Comi meu pão de côdea já dura por António Silva
Poema
Comi meu pão de côdea já dura
António Silva
Junho de 2024
Foto/Pinterest
Eu já comi meu pão de côdea dura
Que minhas mãos amassaram
Quando me despedi
Deixando meu trigo novo na eira,
E naquele velho portão
Um portão pintado de verde
Mesmo sendo o verde a cor da esperança
Eu parti e não regressei,
Eu substitui os sonhos, por um lenço de cambraia
Não tinha o perfume da maresia
E eu lavei meu rosto em água de rosas,
Nas tardes quando do céu chorava
O rio, a sua longa corrida continuava
Em direção ao oceano velho e traiçoeiro,
E nas manhãs de sereno nevoeiro
Eu ia colhendo violetas
Para secar no meu livro de história
Em gestos que o mundo perdeu
Quando a dor amanhecia sozinha,
E a noite caía devagarinho
Quando o sol decidia partir, mesmo sozinho
E eu decidi partir sob as brumas que me protegiam
Das sombras do vento
Quando roubei as asas de condor
E voei para um lugar onde poderia finalmente descansar,
Tornei-me como uma estatua cinzelada
Por um cinzel feito de nada
Nos dias em que o eu ficava sentado
Nas sombras da solidão,
Mas nas ruas perdidas
Nos atalhos da vida, eu ausentei-me de mim
Fiz um pouco de tudo e não fui nada,
Mas encerrei e guardei em meus braços
As folhas escritas dos versos, que eu ia escrevendo
Nos tragos da vida que eu bebi sem esperar
Entre os silêncios que foram quebrados
Pelos ruídos dos meus passos nas pedras da calçada,
Nos caminhos da primavera, ladeados por fetos
E velhos sobreiros retrocidos, já sem idade
Num silêncio onde a mágoa fez habitação
E eu já comi a côdea dura do meu pão.
Que por mim foi amassado.
António Silva
Junho de 2024
António Silva
Poeta
Eu me chamo António Silva. Sou português e da província do Baixo Alentejo. Gosto muito de pintar e escrever poesia.

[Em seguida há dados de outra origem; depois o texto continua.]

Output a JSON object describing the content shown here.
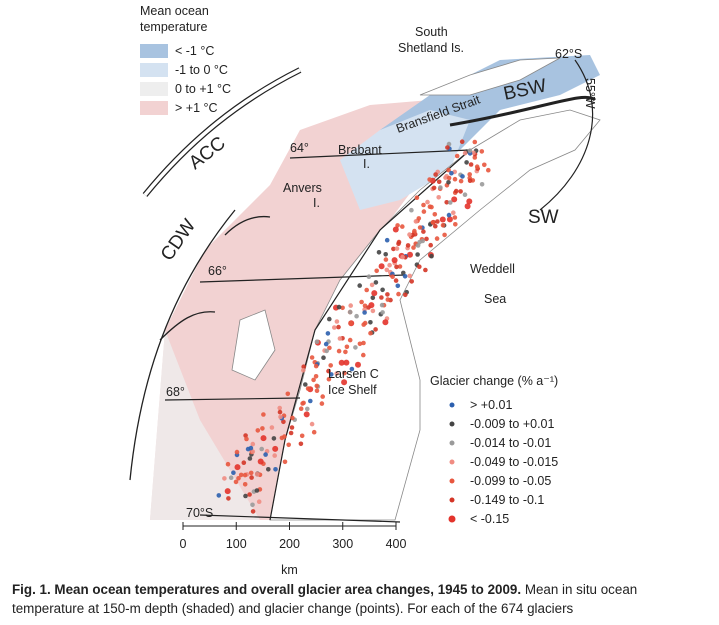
{
  "legend_ocean": {
    "title_lines": [
      "Mean ocean",
      "temperature"
    ],
    "items": [
      {
        "label": "< -1 °C",
        "color": "#a8c3e0"
      },
      {
        "label": "-1 to 0 °C",
        "color": "#d4e2f1"
      },
      {
        "label": "0 to +1 °C",
        "color": "#eeeeee"
      },
      {
        "label": "> +1 °C",
        "color": "#f2d2d2"
      }
    ]
  },
  "labels": {
    "south_shetland": [
      "South",
      "Shetland Is."
    ],
    "lat62": "62°S",
    "lon55": "55°W",
    "bsw": "BSW",
    "bransfield": "Bransfield Strait",
    "acc": "ACC",
    "lat64": "64°",
    "brabant": [
      "Brabant",
      "I."
    ],
    "anvers": [
      "Anvers",
      "I."
    ],
    "cdw": "CDW",
    "sw": "SW",
    "weddell": [
      "Weddell",
      "Sea"
    ],
    "lat66": "66°",
    "larsen": [
      "Larsen C",
      "Ice Shelf"
    ],
    "lat68": "68°",
    "lat70": "70°S"
  },
  "legend_glacier": {
    "title": "Glacier change (% a⁻¹)",
    "items": [
      {
        "label": "> +0.01",
        "color": "#2b5fae"
      },
      {
        "label": "-0.009 to +0.01",
        "color": "#444444"
      },
      {
        "label": "-0.014 to -0.01",
        "color": "#9a9a9a"
      },
      {
        "label": "-0.049 to -0.015",
        "color": "#f08c82"
      },
      {
        "label": "-0.099 to -0.05",
        "color": "#e8563e"
      },
      {
        "label": "-0.149 to -0.1",
        "color": "#d43526"
      },
      {
        "label": "< -0.15",
        "color": "#e3332b"
      }
    ]
  },
  "scale": {
    "ticks": [
      0,
      100,
      200,
      300,
      400
    ],
    "unit": "km"
  },
  "caption": {
    "bold": "Fig. 1. Mean ocean temperatures and overall glacier area changes, 1945 to 2009.",
    "text": "Mean in situ ocean temperature at 150-m depth (shaded) and glacier change (points). For each of the 674 glaciers"
  }
}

Meus poemas são pequenas pinturas coloridas. Cada tela que pinto é um poema colorido. E meus poemas são pinturas que retratam pedaços da minha vida. Recordações de infância que ficaram gravadas em meu coração. Eu gosto de colorir a vida com meus poemas e minhas pinturas. Assim a vida é mais fácil e mais bonita. Pinto e escrevo, como se ainda eu fosse uma criança.
Pois por dentro, eu não mudei, sou uma criança que tem um corpo de adulto.